Doppler Effect: A change in the observed frequency of a wave, as of sound or light, occurring
when the source and observer are in motion relative to each other, with the frequency increasing
when the source and observer approach each other and decreasing when they move apart. The
motion of the source causes a real shift in frequency of the wave, while the motion of the
observer produces only an apparent shift in frequency.
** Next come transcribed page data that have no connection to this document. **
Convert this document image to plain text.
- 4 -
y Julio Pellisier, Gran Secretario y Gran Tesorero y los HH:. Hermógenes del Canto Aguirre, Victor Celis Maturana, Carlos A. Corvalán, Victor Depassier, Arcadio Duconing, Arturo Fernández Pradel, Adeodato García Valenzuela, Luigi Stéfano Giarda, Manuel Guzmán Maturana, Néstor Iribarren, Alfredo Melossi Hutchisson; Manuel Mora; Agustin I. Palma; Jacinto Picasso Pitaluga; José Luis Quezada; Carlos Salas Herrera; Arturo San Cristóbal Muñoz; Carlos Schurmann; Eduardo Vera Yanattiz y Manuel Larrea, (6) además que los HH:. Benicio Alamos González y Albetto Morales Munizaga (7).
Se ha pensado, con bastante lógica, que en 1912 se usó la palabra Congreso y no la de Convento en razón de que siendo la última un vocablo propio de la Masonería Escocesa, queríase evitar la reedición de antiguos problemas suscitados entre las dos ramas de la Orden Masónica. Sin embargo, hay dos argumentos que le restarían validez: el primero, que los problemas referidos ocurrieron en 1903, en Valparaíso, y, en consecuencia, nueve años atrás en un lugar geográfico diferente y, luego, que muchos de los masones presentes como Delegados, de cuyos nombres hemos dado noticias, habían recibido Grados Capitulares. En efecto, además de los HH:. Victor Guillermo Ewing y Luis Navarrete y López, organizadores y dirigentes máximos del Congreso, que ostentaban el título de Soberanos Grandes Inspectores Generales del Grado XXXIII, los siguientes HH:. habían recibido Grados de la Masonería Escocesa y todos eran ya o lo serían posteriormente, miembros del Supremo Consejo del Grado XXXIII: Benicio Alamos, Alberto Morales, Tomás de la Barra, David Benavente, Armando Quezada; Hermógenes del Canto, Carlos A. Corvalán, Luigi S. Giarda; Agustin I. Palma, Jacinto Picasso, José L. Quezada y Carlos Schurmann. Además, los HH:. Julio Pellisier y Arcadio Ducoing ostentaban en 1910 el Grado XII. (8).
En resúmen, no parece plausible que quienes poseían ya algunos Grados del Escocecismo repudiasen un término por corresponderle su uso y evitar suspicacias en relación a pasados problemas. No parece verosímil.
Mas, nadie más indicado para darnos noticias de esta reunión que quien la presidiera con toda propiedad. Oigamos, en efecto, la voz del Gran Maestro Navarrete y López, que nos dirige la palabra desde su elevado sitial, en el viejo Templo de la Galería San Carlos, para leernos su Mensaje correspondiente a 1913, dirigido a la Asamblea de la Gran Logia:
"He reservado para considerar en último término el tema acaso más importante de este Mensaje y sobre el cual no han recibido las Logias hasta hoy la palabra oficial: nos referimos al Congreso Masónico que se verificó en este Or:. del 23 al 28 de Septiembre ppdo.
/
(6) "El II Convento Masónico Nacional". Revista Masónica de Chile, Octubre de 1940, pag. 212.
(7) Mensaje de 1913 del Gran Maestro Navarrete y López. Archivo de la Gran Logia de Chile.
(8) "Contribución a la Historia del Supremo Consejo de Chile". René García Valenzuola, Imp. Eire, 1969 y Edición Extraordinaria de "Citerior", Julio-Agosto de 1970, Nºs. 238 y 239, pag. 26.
Also called Doppler shift.
Encrypt: To put into code or cipher.
Pulse: A rapid, transient change in the amplitude of a signal from a baseline value to a higher or
lower value, followed by a rapid return to the baseline value.
Triplet: (in SETI@Home) three equally spaced strong pulses.
Threshold: A transitional interval beyond which some new action or different state of affairs is
likely to begin or occur.
Chunk: A thick mass or piece.
Bandwidth: The numerical difference between the upper and lower frequencies of a band of
electromagnetic radiation, especially an assigned range of radio frequencies.
Spike: Short radio burst having large amount of power.
TeraFLOP: Trillion Floating Point Operations. A standard measure of a complexity of a
computation task, related to the number of elementary mathematical operations on real numbers
(additions, multiplications, etc.).
Distributed Computing: A method of solving a large task in parallel, using many machines,
each working on some little piece of the whole task.